Lot 26
  • 26

Reuven Rubin 1893-1974

bidding is closed

Description

  • Reuven Rubin
  • Figures on Path
  • signed Rubin (lower right)
  • oil on canvas
  • 31 1/2 by 21 5/8 in.
  • 80 by 55 cm.
  • Painted circa 1923.

Provenance

Richard Kauffman (acquired directly from the artist circa 1924)

Catalogue Note

The bold contours and earthy colors apparent in this painting are typical of Reuven Rubin's oeuvre from the early 1920s. In this work, the artist chooses to portray a magnified view of the images he usually painted from afar in broader landscapes. In this he emphasizes the narrative of the subject. The figures shown from behind mirror those in the foreground, returning from their tasks after a long work day. This clever device enables the artist to capture the passage of time in pictorial terms. The rhythmic placing of these figures along the winding path all contribute to this intriguing composition.

Dr. Haim Gamzu described the period from which this work dates as a time when the artist enjoyed "the creative intoxication which he felt from the time of his return [to Eretz Israel] in 1922 until his first exhibition at the Bernheim Galleries in Paris in 1926. He painted without pause. He depicted the landscape of Galilee with roads and paths, winding and twining uphill and down dale, the Arab fellah at work ploughing, sowing, harvesting, at the vintage, gathering olives and threshing... He made pictures of life of the Yishuv, both old and new... His works are honest in their range of experience, and innocent and simple in execution. They were charged with that primitiveness which Israel artists borrowed from Henri Rousseau, and with an additional flavouring of Orientalism infused by the spiritual and physical changes going forward in the renewed Eretz Israel.
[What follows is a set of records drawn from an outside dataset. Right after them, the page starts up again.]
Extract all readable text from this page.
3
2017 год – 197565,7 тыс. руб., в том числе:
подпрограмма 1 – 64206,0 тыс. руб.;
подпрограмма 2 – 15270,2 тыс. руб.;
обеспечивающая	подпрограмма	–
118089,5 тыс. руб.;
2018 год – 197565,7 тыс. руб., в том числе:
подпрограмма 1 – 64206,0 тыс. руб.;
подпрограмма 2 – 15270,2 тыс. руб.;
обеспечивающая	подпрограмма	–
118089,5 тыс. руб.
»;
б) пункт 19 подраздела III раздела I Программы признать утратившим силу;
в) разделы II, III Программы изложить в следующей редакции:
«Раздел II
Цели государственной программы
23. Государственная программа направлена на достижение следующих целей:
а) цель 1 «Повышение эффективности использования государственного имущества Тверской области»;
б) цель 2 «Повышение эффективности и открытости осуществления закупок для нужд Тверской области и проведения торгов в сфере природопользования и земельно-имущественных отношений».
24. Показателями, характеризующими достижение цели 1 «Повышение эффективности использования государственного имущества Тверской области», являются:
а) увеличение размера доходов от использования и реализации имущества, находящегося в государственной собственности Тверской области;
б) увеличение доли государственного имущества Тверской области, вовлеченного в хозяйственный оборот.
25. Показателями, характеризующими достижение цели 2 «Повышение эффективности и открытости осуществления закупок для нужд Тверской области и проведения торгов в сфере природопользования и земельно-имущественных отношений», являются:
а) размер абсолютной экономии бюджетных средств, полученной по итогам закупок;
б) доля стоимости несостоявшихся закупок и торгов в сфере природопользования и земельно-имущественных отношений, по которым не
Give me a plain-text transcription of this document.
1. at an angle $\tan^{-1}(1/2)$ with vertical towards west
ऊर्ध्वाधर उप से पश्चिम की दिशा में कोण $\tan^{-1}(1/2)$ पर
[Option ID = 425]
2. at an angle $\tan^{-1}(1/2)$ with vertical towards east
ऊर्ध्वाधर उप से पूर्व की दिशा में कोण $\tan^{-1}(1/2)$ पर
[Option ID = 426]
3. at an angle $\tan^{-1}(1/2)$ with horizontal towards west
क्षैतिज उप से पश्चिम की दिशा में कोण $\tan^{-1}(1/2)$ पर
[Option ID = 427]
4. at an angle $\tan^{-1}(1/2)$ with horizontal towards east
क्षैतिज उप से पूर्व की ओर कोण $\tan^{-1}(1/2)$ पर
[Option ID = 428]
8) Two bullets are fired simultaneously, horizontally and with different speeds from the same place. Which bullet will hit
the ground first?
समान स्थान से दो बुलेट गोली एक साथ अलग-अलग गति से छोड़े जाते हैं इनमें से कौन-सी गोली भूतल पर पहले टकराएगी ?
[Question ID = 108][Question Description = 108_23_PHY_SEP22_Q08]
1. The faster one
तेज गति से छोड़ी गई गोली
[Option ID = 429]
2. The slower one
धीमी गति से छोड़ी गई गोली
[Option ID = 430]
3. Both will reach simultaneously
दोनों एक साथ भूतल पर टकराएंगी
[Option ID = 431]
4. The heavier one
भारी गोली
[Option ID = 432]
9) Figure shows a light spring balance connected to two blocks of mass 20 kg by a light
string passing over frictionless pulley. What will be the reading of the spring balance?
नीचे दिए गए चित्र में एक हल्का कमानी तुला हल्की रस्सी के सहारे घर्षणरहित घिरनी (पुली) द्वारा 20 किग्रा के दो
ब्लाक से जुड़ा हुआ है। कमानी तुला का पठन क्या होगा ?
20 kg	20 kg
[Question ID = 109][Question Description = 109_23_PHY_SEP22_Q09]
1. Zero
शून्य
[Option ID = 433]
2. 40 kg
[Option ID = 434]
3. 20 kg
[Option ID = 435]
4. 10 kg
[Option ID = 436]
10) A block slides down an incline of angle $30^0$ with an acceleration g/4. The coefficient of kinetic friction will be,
Rubin supplemented this primitiveness with the approach of Persian miniature artists and Byzantinian mosaic workers. It is not enough to look at Rubin's pictures during that period; it is necessary to read them. For they tell in a simple and stylized fashion the history of the country, its earliest period, its romantic youth." (Dr. Haim Gamzu, Painting and Sculpture in Israel, the Plastic Arts from the Bezalel Period to the Present Day, Tel Aviv, 1951, page 33).